Posted on Wednesday, Feb 15, 2012 in programming • Tagged with api, audio, audiotools, code, conversion, convert, encoding, example, flac, lame, m4a, mp3, programming, python

Some days ago, I started to work on a web application that requires to encode audio wave files (.wav) into three other formats, being: MP3, Flac and M4A. That encoding will run in its own Celery task.

One thing I knew for certain is that I wouldn't be running commands such as lame or flac directly.

Since the project is being written in Python, I though it would be nice to use a library to do all the encoding directly in Python code, without calling any external program..

If you're going to write an audio related application in Python, I recommend a visit to the audio section in the Python wiki, where you can find all the audio related modules that are available for Python.
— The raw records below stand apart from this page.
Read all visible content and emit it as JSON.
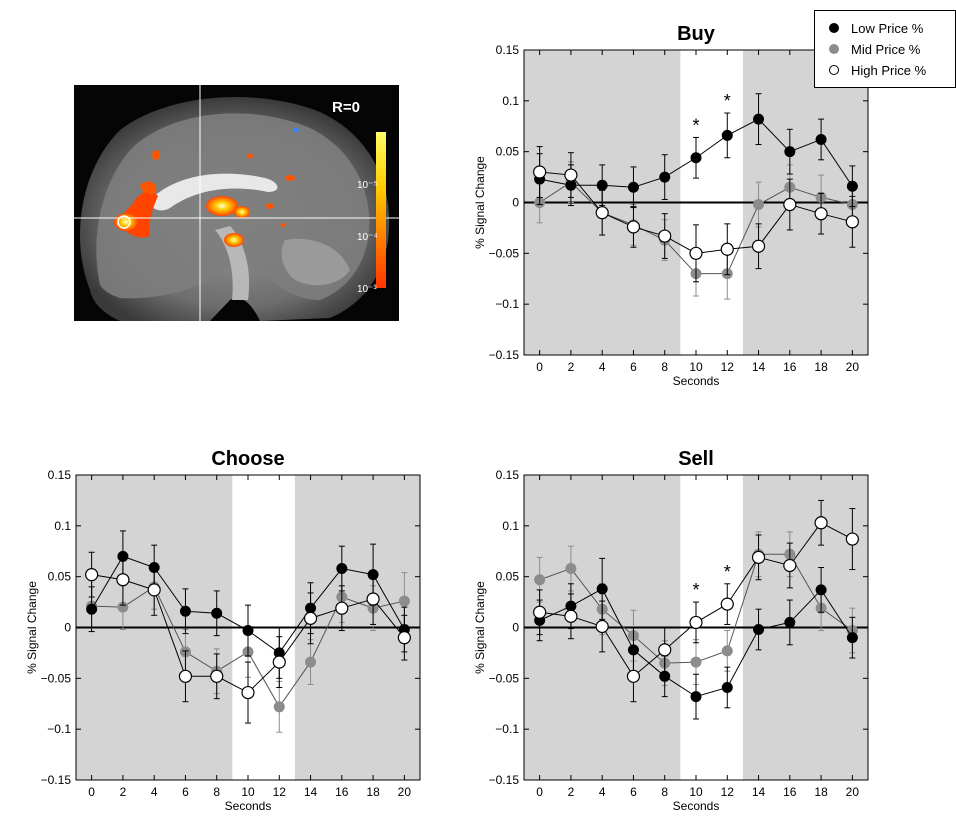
{
  "colors": {
    "low": "#000000",
    "mid": "#8c8c8c",
    "high": "#ffffff",
    "shade": "#d4d4d4"
  },
  "brain": {
    "label": "R=0",
    "colorbar_ticks": [
      "10⁻⁵",
      "10⁻⁴",
      "10⁻³"
    ]
  },
  "legend": [
    {
      "name": "Low Price %",
      "key": "low"
    },
    {
      "name": "Mid Price %",
      "key": "mid"
    },
    {
      "name": "High Price %",
      "key": "high"
    }
  ],
  "chart_data": [
    {
      "type": "line",
      "title": "Buy",
      "xlabel": "Seconds",
      "ylabel": "% Signal Change",
      "xlim": [
        -1,
        21
      ],
      "ylim": [
        -0.15,
        0.15
      ],
      "x": [
        0,
        2,
        4,
        6,
        8,
        10,
        12,
        14,
        16,
        18,
        20
      ],
      "yticks": [
        "0.15",
        "0.1",
        "0.05",
        "0",
        "−0.05",
        "−0.1",
        "−0.15"
      ],
      "shaded_regions": [
        [
          -1,
          9
        ],
        [
          13,
          21
        ]
      ],
      "asterisks_at": [
        10,
        12
      ],
      "series": [
        {
          "name": "Low Price %",
          "key": "low",
          "values": [
            0.023,
            0.017,
            0.017,
            0.015,
            0.025,
            0.044,
            0.066,
            0.082,
            0.05,
            0.062,
            0.016
          ],
          "errors": [
            0.025,
            0.02,
            0.02,
            0.02,
            0.022,
            0.02,
            0.022,
            0.025,
            0.022,
            0.02,
            0.02
          ]
        },
        {
          "name": "Mid Price %",
          "key": "mid",
          "values": [
            0.0,
            0.02,
            -0.01,
            -0.022,
            -0.037,
            -0.07,
            -0.07,
            -0.002,
            0.015,
            0.005,
            -0.002
          ],
          "errors": [
            0.02,
            0.02,
            0.022,
            0.02,
            0.02,
            0.022,
            0.025,
            0.022,
            0.022,
            0.022,
            0.022
          ]
        },
        {
          "name": "High Price %",
          "key": "high",
          "values": [
            0.03,
            0.027,
            -0.01,
            -0.024,
            -0.033,
            -0.05,
            -0.046,
            -0.043,
            -0.002,
            -0.011,
            -0.019
          ],
          "errors": [
            0.025,
            0.022,
            0.022,
            0.02,
            0.022,
            0.028,
            0.025,
            0.022,
            0.025,
            0.02,
            0.025
          ]
        }
      ]
    },
    {
      "type": "line",
      "title": "Choose",
      "xlabel": "Seconds",
      "ylabel": "% Signal Change",
      "xlim": [
        -1,
        21
      ],
      "ylim": [
        -0.15,
        0.15
      ],
      "x": [
        0,
        2,
        4,
        6,
        8,
        10,
        12,
        14,
        16,
        18,
        20
      ],
      "yticks": [
        "0.15",
        "0.1",
        "0.05",
        "0",
        "−0.05",
        "−0.1",
        "−0.15"
      ],
      "shaded_regions": [
        [
          -1,
          9
        ],
        [
          13,
          21
        ]
      ],
      "asterisks_at": [],
      "series": [
        {
          "name": "Low Price %",
          "key": "low",
          "values": [
            0.018,
            0.07,
            0.059,
            0.016,
            0.014,
            -0.003,
            -0.025,
            0.019,
            0.058,
            0.052,
            -0.002
          ],
          "errors": [
            0.022,
            0.025,
            0.022,
            0.022,
            0.022,
            0.025,
            0.025,
            0.025,
            0.022,
            0.03,
            0.022
          ]
        },
        {
          "name": "Mid Price %",
          "key": "mid",
          "values": [
            0.021,
            0.02,
            0.04,
            -0.024,
            -0.043,
            -0.024,
            -0.078,
            -0.034,
            0.03,
            0.019,
            0.026
          ],
          "errors": [
            0.025,
            0.022,
            0.022,
            0.022,
            0.022,
            0.025,
            0.025,
            0.022,
            0.025,
            0.022,
            0.028
          ]
        },
        {
          "name": "High Price %",
          "key": "high",
          "values": [
            0.052,
            0.047,
            0.037,
            -0.048,
            -0.048,
            -0.064,
            -0.034,
            0.009,
            0.019,
            0.028,
            -0.01
          ],
          "errors": [
            0.022,
            0.025,
            0.025,
            0.025,
            0.022,
            0.03,
            0.025,
            0.025,
            0.022,
            0.025,
            0.022
          ]
        }
      ]
    },
    {
      "type": "line",
      "title": "Sell",
      "xlabel": "Seconds",
      "ylabel": "% Signal Change",
      "xlim": [
        -1,
        21
      ],
      "ylim": [
        -0.15,
        0.15
      ],
      "x": [
        0,
        2,
        4,
        6,
        8,
        10,
        12,
        14,
        16,
        18,
        20
      ],
      "yticks": [
        "0.15",
        "0.1",
        "0.05",
        "0",
        "−0.05",
        "−0.1",
        "−0.15"
      ],
      "shaded_regions": [
        [
          -1,
          9
        ],
        [
          13,
          21
        ]
      ],
      "asterisks_at": [
        10,
        12
      ],
      "series": [
        {
          "name": "Low Price %",
          "key": "low",
          "values": [
            0.007,
            0.021,
            0.038,
            -0.022,
            -0.048,
            -0.068,
            -0.059,
            -0.002,
            0.005,
            0.037,
            -0.01
          ],
          "errors": [
            0.02,
            0.022,
            0.03,
            0.022,
            0.02,
            0.022,
            0.02,
            0.02,
            0.022,
            0.022,
            0.02
          ]
        },
        {
          "name": "Mid Price %",
          "key": "mid",
          "values": [
            0.047,
            0.058,
            0.018,
            -0.008,
            -0.035,
            -0.034,
            -0.023,
            0.072,
            0.072,
            0.019,
            -0.003
          ],
          "errors": [
            0.022,
            0.022,
            0.025,
            0.025,
            0.022,
            0.022,
            0.02,
            0.022,
            0.022,
            0.022,
            0.022
          ]
        },
        {
          "name": "High Price %",
          "key": "high",
          "values": [
            0.015,
            0.011,
            0.001,
            -0.048,
            -0.022,
            0.005,
            0.023,
            0.069,
            0.061,
            0.103,
            0.087
          ],
          "errors": [
            0.022,
            0.022,
            0.025,
            0.025,
            0.022,
            0.02,
            0.02,
            0.022,
            0.022,
            0.022,
            0.03
          ]
        }
      ]
    }
  ]
}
I decided to use the API from Python Audio Tools, which is a very complete library to do audio manipulation. In the backend, it uses lame, flac and other commands to do the enconding of the files, but I won't have to run those commands directly.

So far, I'm very happy with the results I've got using audiotools, since it deals with metadata for the audio files (ID3v2 tagging, et al.) and it can even embed artwork into the files (if the format support such metadata).

I wrote a small Python script to show a basic use of this library, if you want, you can check it out on my githhub repo. I'll be adding a little more functionality to it as soon as I got some free time.